Forest 1.0: A Language and Toolkit for Programming with Filestores
A filestore is a structured collection of data files housed in a
conventional hierarchical file system. Many applications use filestores
as a poor-mans database, and the correct execution of these
applications requires that the collection of files, directories, and
symbolic links stored on disk satisfy a variety of precise
invariants. Moreover, all of these structures must have acceptable
ownership, permission, and timestamp attributes. Unfortunately,
current programming languages do not provide support for documenting
assumptions about filestores, detecting errors, or safely loading from
and storing to them.
This paper describes the design, implementation, and semantics of
Forest, a novel domain-specific language for describing
filestores. The language uses a type-based metaphor to specify the
expected structure, attributes, and invariants of filestores.
Forest generates loading and storing functions that make it easy to
connect data on disk to an isomorphic representation in memory that
can be manipulated as if it were any other data structure. Forest
also generates metadata that describes the degree to which the
structures on the disk conform to the specification, making error
detection easy. Hence, in a nutshell, Forest extends the
rigorous discipline of typed programming languages and many of
their benefits to the untyped world of file systems.
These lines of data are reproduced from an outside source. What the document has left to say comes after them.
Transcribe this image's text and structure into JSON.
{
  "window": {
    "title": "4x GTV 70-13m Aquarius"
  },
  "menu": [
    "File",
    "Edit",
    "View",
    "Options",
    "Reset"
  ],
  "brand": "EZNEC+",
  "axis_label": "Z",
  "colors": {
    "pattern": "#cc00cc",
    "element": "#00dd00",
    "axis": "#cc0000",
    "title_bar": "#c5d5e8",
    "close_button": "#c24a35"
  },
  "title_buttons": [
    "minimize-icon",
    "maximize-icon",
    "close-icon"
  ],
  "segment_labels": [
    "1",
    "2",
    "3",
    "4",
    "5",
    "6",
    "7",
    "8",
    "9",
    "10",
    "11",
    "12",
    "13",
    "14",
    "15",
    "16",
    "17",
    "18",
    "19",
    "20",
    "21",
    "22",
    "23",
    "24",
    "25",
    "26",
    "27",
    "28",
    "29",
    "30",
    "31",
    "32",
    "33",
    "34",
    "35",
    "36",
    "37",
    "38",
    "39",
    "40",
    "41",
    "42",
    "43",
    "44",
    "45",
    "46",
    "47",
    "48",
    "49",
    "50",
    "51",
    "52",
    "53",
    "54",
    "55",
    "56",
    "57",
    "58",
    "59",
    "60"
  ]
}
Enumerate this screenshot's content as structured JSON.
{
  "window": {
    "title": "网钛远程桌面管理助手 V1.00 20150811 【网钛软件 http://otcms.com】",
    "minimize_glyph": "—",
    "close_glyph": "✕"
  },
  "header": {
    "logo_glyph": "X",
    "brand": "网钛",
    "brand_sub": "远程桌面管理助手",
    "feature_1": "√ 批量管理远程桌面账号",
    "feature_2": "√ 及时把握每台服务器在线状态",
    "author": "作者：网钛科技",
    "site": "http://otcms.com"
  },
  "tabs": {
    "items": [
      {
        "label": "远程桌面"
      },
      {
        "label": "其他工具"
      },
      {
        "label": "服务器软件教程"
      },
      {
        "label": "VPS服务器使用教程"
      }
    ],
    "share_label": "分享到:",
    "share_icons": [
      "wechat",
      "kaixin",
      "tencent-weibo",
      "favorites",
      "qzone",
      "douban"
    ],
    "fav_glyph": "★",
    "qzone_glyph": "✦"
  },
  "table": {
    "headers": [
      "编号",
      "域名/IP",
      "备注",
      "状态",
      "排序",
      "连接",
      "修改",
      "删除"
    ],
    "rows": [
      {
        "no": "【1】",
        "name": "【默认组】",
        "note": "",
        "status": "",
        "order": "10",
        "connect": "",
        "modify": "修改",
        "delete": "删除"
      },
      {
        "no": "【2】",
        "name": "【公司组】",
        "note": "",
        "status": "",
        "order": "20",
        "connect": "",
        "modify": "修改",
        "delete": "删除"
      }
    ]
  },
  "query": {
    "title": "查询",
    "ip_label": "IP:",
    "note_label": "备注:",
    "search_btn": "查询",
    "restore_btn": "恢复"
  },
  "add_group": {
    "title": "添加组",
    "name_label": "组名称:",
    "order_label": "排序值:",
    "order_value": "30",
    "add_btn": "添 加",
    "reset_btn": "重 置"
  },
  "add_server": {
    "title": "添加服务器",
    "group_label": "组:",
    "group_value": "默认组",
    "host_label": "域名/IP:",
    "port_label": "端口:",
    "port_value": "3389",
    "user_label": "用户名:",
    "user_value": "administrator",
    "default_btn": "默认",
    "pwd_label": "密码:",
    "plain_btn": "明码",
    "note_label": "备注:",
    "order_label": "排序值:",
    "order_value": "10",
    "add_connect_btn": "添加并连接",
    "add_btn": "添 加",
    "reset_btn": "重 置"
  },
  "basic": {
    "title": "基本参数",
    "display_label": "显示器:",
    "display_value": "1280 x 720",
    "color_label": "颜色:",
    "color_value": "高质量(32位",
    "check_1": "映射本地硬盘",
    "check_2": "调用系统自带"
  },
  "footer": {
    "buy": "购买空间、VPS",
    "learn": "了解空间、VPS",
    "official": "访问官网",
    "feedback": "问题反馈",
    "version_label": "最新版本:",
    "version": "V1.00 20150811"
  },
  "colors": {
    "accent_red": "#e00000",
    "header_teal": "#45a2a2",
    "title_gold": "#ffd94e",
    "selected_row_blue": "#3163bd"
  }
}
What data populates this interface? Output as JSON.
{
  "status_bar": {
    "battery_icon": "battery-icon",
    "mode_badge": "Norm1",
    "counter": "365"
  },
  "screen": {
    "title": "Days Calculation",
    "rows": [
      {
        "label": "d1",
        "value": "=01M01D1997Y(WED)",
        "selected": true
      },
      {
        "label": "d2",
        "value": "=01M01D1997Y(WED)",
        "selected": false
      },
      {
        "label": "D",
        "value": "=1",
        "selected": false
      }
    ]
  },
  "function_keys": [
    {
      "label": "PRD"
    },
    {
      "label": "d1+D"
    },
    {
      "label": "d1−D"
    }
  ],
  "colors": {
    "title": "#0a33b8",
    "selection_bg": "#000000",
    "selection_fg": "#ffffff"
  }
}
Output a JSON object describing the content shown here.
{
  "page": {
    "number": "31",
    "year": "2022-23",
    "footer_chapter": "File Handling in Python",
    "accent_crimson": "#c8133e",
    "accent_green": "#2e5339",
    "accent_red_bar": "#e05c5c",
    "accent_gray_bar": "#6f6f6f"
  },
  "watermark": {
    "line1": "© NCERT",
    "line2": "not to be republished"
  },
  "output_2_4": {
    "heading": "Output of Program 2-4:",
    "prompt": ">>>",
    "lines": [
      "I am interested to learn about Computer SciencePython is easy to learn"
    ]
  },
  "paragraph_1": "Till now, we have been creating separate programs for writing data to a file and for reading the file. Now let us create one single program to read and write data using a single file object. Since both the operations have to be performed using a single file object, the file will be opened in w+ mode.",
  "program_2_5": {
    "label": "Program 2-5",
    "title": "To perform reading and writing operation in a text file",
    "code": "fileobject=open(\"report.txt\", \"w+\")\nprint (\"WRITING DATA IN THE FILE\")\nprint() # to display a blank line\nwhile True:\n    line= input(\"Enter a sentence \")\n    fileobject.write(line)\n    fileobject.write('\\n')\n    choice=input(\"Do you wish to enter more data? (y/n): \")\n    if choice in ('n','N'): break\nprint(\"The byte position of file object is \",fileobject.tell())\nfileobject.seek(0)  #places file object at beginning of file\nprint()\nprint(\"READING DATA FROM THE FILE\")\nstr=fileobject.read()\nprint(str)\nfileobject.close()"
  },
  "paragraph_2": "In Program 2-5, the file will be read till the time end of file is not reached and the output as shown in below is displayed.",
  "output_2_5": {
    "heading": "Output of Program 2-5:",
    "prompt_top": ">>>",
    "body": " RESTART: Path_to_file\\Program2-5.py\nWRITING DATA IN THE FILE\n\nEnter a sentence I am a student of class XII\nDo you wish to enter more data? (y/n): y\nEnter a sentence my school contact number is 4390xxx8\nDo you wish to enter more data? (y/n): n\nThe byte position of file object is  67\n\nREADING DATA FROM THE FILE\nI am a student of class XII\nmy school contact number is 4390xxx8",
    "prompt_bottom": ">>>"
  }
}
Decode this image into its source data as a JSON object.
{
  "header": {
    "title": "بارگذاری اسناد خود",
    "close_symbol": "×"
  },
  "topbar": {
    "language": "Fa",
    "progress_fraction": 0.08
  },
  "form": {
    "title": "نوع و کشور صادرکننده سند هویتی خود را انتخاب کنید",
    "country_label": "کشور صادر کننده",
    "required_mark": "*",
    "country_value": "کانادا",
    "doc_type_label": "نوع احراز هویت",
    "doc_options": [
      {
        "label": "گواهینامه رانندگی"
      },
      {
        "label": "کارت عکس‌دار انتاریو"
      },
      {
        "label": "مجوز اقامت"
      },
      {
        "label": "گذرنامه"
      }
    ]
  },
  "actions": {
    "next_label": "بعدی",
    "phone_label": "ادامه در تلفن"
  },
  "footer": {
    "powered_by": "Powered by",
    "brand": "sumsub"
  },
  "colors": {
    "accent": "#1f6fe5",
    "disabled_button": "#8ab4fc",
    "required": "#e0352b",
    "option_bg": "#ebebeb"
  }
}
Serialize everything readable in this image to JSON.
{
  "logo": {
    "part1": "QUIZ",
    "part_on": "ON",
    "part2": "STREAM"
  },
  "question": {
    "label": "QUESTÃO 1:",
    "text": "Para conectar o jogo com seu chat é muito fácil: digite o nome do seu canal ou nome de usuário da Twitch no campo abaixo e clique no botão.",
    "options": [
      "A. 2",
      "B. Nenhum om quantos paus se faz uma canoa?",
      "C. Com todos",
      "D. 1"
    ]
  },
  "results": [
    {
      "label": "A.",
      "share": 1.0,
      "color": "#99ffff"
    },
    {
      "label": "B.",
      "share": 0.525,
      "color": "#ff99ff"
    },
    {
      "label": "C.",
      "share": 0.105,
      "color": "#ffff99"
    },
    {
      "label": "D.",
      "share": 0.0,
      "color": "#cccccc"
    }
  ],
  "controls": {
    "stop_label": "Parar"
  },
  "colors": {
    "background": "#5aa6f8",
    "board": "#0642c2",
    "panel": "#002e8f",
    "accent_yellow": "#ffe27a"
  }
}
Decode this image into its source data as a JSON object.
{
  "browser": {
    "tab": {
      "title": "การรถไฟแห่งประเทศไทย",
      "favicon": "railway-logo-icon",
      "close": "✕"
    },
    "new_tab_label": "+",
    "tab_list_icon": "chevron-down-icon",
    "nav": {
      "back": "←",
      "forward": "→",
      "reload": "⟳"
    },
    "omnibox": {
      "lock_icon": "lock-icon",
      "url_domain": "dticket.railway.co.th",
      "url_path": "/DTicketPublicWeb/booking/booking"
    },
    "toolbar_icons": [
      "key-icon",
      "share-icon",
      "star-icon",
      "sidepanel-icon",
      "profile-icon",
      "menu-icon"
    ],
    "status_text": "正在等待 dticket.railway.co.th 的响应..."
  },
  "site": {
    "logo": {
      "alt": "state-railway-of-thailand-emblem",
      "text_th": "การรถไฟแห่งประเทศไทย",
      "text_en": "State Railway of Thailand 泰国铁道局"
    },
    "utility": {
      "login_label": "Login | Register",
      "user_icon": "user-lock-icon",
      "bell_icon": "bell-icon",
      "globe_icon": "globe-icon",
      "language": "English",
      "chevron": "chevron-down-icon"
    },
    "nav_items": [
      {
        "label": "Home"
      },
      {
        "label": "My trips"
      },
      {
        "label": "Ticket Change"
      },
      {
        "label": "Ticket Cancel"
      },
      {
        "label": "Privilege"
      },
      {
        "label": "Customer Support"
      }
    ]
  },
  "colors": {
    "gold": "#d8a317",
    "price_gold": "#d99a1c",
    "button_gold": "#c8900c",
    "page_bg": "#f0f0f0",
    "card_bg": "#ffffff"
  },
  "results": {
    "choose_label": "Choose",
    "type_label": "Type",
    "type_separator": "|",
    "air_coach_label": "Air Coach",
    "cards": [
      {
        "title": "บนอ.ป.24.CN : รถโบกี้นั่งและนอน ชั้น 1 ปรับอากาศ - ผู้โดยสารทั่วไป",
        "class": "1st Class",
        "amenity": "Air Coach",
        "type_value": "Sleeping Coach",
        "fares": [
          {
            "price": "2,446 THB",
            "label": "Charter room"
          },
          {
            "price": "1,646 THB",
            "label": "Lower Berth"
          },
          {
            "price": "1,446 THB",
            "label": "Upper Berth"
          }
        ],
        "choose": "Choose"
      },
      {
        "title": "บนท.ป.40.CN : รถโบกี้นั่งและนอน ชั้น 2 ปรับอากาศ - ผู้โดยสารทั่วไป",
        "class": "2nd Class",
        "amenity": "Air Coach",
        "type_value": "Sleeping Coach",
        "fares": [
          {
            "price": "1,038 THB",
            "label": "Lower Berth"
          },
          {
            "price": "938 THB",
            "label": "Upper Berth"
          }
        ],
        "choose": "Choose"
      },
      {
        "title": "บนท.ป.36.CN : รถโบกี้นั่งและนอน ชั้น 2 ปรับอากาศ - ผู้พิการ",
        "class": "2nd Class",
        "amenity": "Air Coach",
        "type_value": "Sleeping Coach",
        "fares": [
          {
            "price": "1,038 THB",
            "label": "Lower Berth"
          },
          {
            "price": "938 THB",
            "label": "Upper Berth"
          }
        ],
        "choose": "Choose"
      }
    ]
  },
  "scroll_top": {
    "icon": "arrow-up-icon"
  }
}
We have implemented Forest as an embedded domain-specific language
in Haskell. In addition to generating infrastructure for reading,
writing and checking file systems, our implementation generates a
type class instances that make it easy to build generic tools that
operate over arbitrary filestores. We illustrate the utility of
this infrastructure by building a file system visualizer, a file access
checker, a generic query interface, description-directed variants of
several standard UNIX shell tools and (circularly) a simple Forest
description inference engine. Finally, we formalize a core fragment
of Forest in a semantics inspired by classical tree logics and prove round-tripping laws showing that the loading and storing functions behave sensibly.